Recordemos también unas palabras de San John Henry Newman: "Únicamente la caridad os hará capaces de vivir bien y de morir bien”. Le pedimos a María que ruegue por nosotros ahora y en la hora de nuestra muerte. 

domingo, 1 de noviembre de 2020

Llamada a la santidad

La Solemnidad de Todos los Santos nos invita a recordar la llamada universal a la santidad, que proclamó el Concilio Vaticano II en la Constitución Dogmática Lumen Gentium: “Todos los fieles, cristianos, de cualquier condición y estado, fortalecidos con tantos y tan poderosos medios de salvación, son llamados por el Señor, cada uno por su camino, a la perfección de aquella santidad con la que es perfecto el mismo Padre” (n. 11). “En la Iglesia, todos, lo mismo quienes pertenecen a la Jerarquía que los apacentados por ella, están llamados a la santidad, según aquello del Apóstol: «Porque ésta es la voluntad de Dios, vuestra santificación» (1 Ts 4, 3; cf. Ef 1, 4)” (n. 39). “Quedan, pues, invitados y aun obligados todos los fieles cristianos a buscar insistentemente la santidad y la perfección dentro del propio estado” (n. 42).

Pero, ¿qué es la santidad?, ¿qué tenemos que hacer para alcanzarla?, ¿en qué se nota que una persona va por el camino de la santidad o se aleja de él?

Es natural que, cada uno, nos hagamos estas preguntas u otras parecidas. Sabemos que sólo Dios es Santo y Bueno, como le dijo Jesús al joven rico (cfr. Mc 10, 18). Además, en este mundo no hay ningún “santo”. Todos somos pecadores. Un gran “santo” puede convertirse en un gran pecador, y un gran pecador, en un gran santo. Alcanzaremos la plenitud de la santidad en la vida eterna.

Por otra parte, sólo Dios conoce lo que hay en cada hombre (cfr. Jn 2, 24). Nosotros podemos equivocarnos al juzgar a las personas. Alguien que no tiene apariencia de santo puede llevar una vida de santidad mayor que otro, que parece muy santo.
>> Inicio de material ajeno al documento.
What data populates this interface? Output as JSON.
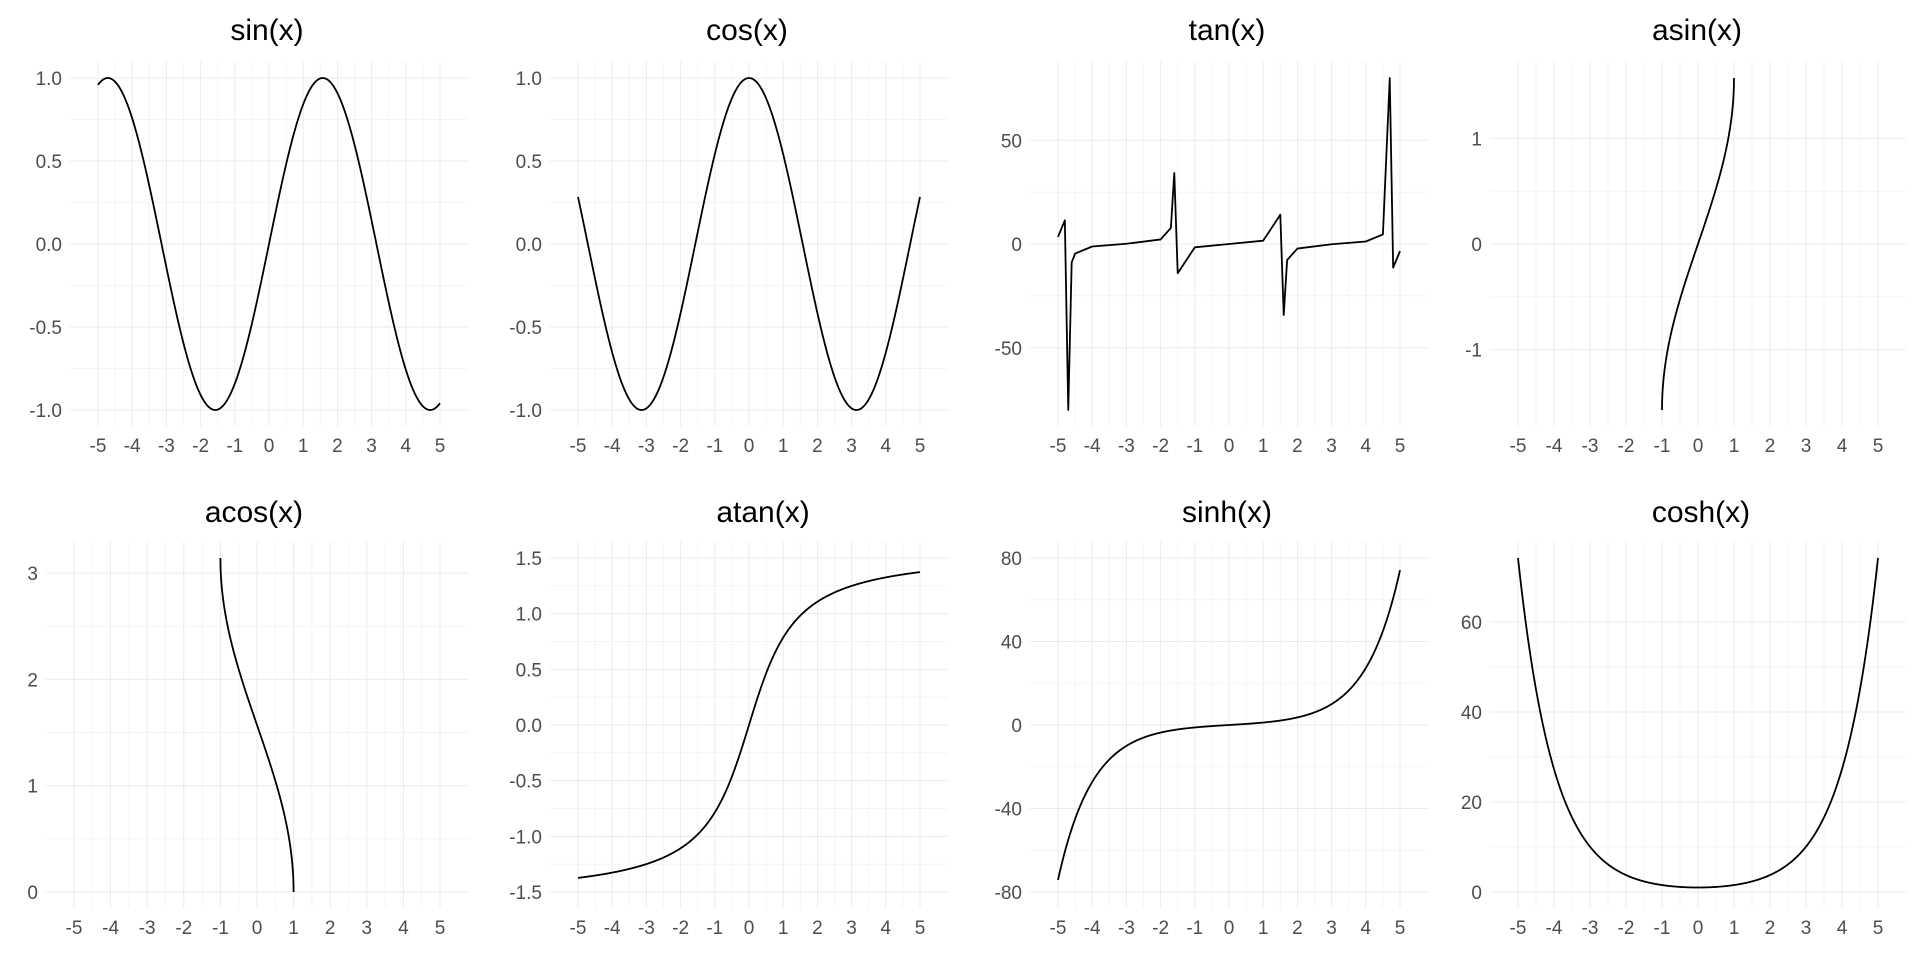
{
  "chart_data": [
    {
      "type": "line",
      "title": "sin(x)",
      "fn": "sin",
      "xlim": [
        -5,
        5
      ],
      "xticks": [
        -5,
        -4,
        -3,
        -2,
        -1,
        0,
        1,
        2,
        3,
        4,
        5
      ],
      "ylim": [
        -1,
        1
      ],
      "yticks": [
        -1.0,
        -0.5,
        0.0,
        0.5,
        1.0
      ],
      "ytick_labels": [
        "-1.0",
        "-0.5",
        "0.0",
        "0.5",
        "1.0"
      ],
      "x": [
        -5,
        -4.5,
        -4,
        -3.5,
        -3,
        -2.5,
        -2,
        -1.5,
        -1,
        -0.5,
        0,
        0.5,
        1,
        1.5,
        2,
        2.5,
        3,
        3.5,
        4,
        4.5,
        5
      ],
      "y": [
        0.959,
        0.978,
        0.757,
        0.351,
        -0.141,
        -0.598,
        -0.909,
        -0.997,
        -0.841,
        -0.479,
        0,
        0.479,
        0.841,
        0.997,
        0.909,
        0.598,
        0.141,
        -0.351,
        -0.757,
        -0.978,
        -0.959
      ]
    },
    {
      "type": "line",
      "title": "cos(x)",
      "fn": "cos",
      "xlim": [
        -5,
        5
      ],
      "xticks": [
        -5,
        -4,
        -3,
        -2,
        -1,
        0,
        1,
        2,
        3,
        4,
        5
      ],
      "ylim": [
        -1,
        1
      ],
      "yticks": [
        -1.0,
        -0.5,
        0.0,
        0.5,
        1.0
      ],
      "ytick_labels": [
        "-1.0",
        "-0.5",
        "0.0",
        "0.5",
        "1.0"
      ],
      "x": [
        -5,
        -4.5,
        -4,
        -3.5,
        -3,
        -2.5,
        -2,
        -1.5,
        -1,
        -0.5,
        0,
        0.5,
        1,
        1.5,
        2,
        2.5,
        3,
        3.5,
        4,
        4.5,
        5
      ],
      "y": [
        0.284,
        -0.211,
        -0.654,
        -0.936,
        -0.99,
        -0.801,
        -0.416,
        0.071,
        0.54,
        0.878,
        1,
        0.878,
        0.54,
        0.071,
        -0.416,
        -0.801,
        -0.99,
        -0.936,
        -0.654,
        -0.211,
        0.284
      ]
    },
    {
      "type": "line",
      "title": "tan(x)",
      "fn": "tan",
      "xlim": [
        -5,
        5
      ],
      "xticks": [
        -5,
        -4,
        -3,
        -2,
        -1,
        0,
        1,
        2,
        3,
        4,
        5
      ],
      "ylim": [
        -80,
        80
      ],
      "yticks": [
        -50,
        0,
        50
      ],
      "ytick_labels": [
        "-50",
        "0",
        "50"
      ],
      "x": [
        -5,
        -4.8,
        -4.7,
        -4.6,
        -4.5,
        -4,
        -3,
        -2,
        -1.7,
        -1.6,
        -1.5,
        -1,
        0,
        1,
        1.5,
        1.6,
        1.7,
        2,
        3,
        4,
        4.5,
        4.7,
        4.8,
        5
      ],
      "y": [
        3.4,
        11.4,
        -80.7,
        -8.9,
        -4.6,
        -1.2,
        0.1,
        2.2,
        7.7,
        34.2,
        -14.1,
        -1.6,
        0,
        1.6,
        14.1,
        -34.2,
        -7.7,
        -2.2,
        -0.1,
        1.2,
        4.6,
        80.7,
        -11.4,
        -3.4
      ]
    },
    {
      "type": "line",
      "title": "asin(x)",
      "fn": "asin",
      "xlim": [
        -5,
        5
      ],
      "xticks": [
        -5,
        -4,
        -3,
        -2,
        -1,
        0,
        1,
        2,
        3,
        4,
        5
      ],
      "ylim": [
        -1.571,
        1.571
      ],
      "yticks": [
        -1,
        0,
        1
      ],
      "ytick_labels": [
        "-1",
        "0",
        "1"
      ],
      "x": [
        -1,
        -0.9,
        -0.75,
        -0.5,
        -0.25,
        0,
        0.25,
        0.5,
        0.75,
        0.9,
        1
      ],
      "y": [
        -1.571,
        -1.12,
        -0.848,
        -0.524,
        -0.253,
        0,
        0.253,
        0.524,
        0.848,
        1.12,
        1.571
      ]
    },
    {
      "type": "line",
      "title": "acos(x)",
      "fn": "acos",
      "xlim": [
        -5,
        5
      ],
      "xticks": [
        -5,
        -4,
        -3,
        -2,
        -1,
        0,
        1,
        2,
        3,
        4,
        5
      ],
      "ylim": [
        0,
        3.142
      ],
      "yticks": [
        0,
        1,
        2,
        3
      ],
      "ytick_labels": [
        "0",
        "1",
        "2",
        "3"
      ],
      "x": [
        -1,
        -0.9,
        -0.75,
        -0.5,
        -0.25,
        0,
        0.25,
        0.5,
        0.75,
        0.9,
        1
      ],
      "y": [
        3.142,
        2.691,
        2.419,
        2.094,
        1.823,
        1.571,
        1.318,
        1.047,
        0.723,
        0.451,
        0
      ]
    },
    {
      "type": "line",
      "title": "atan(x)",
      "fn": "atan",
      "xlim": [
        -5,
        5
      ],
      "xticks": [
        -5,
        -4,
        -3,
        -2,
        -1,
        0,
        1,
        2,
        3,
        4,
        5
      ],
      "ylim": [
        -1.5,
        1.5
      ],
      "yticks": [
        -1.5,
        -1.0,
        -0.5,
        0.0,
        0.5,
        1.0,
        1.5
      ],
      "ytick_labels": [
        "-1.5",
        "-1.0",
        "-0.5",
        "0.0",
        "0.5",
        "1.0",
        "1.5"
      ],
      "x": [
        -5,
        -4,
        -3,
        -2,
        -1.5,
        -1,
        -0.5,
        0,
        0.5,
        1,
        1.5,
        2,
        3,
        4,
        5
      ],
      "y": [
        -1.373,
        -1.326,
        -1.249,
        -1.107,
        -0.983,
        -0.785,
        -0.464,
        0,
        0.464,
        0.785,
        0.983,
        1.107,
        1.249,
        1.326,
        1.373
      ]
    },
    {
      "type": "line",
      "title": "sinh(x)",
      "fn": "sinh",
      "xlim": [
        -5,
        5
      ],
      "xticks": [
        -5,
        -4,
        -3,
        -2,
        -1,
        0,
        1,
        2,
        3,
        4,
        5
      ],
      "ylim": [
        -80,
        80
      ],
      "yticks": [
        -80,
        -40,
        0,
        40,
        80
      ],
      "ytick_labels": [
        "-80",
        "-40",
        "0",
        "40",
        "80"
      ],
      "x": [
        -5,
        -4.5,
        -4,
        -3.5,
        -3,
        -2,
        -1,
        0,
        1,
        2,
        3,
        3.5,
        4,
        4.5,
        5
      ],
      "y": [
        -74.2,
        -45.0,
        -27.3,
        -16.5,
        -10.0,
        -3.6,
        -1.2,
        0,
        1.2,
        3.6,
        10.0,
        16.5,
        27.3,
        45.0,
        74.2
      ]
    },
    {
      "type": "line",
      "title": "cosh(x)",
      "fn": "cosh",
      "xlim": [
        -5,
        5
      ],
      "xticks": [
        -5,
        -4,
        -3,
        -2,
        -1,
        0,
        1,
        2,
        3,
        4,
        5
      ],
      "ylim": [
        0,
        74.2
      ],
      "yticks": [
        0,
        20,
        40,
        60
      ],
      "ytick_labels": [
        "0",
        "20",
        "40",
        "60"
      ],
      "x": [
        -5,
        -4.5,
        -4,
        -3.5,
        -3,
        -2,
        -1,
        0,
        1,
        2,
        3,
        3.5,
        4,
        4.5,
        5
      ],
      "y": [
        74.2,
        45.0,
        27.3,
        16.6,
        10.1,
        3.8,
        1.5,
        1,
        1.5,
        3.8,
        10.1,
        16.6,
        27.3,
        45.0,
        74.2
      ]
    }
  ]
}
Todos recibimos muchos dones de Dios, pero en diversa medida. Lo decisivo es cómo correspondemos a esas gracias. Qué tan generosos somos, habiendo conocido el gran amor que el Padre nos tiene, en Jesucristo, responder decididamente a las inspiraciones y dones del Espíritu Santo.

Las virtudes heroicas que se piden a los santos, para su canonización, no son sucesos notables que ellos mismos hayan realizado por sí mismos, sino obras que Dios ha hecho a través de ellos, porque han sido muy dóciles a la gracia. Han sido hombres y mujeres de mucha oración: amigos verdaderos de Dios, que hablan con el Amigo y reciben la fuerza de Él, como Moisés, que hablaba cara a cara con el Señor (cfr. Ex 3, 11).

Ese es el secreto de la santidad de María: su profunda unión con Dios.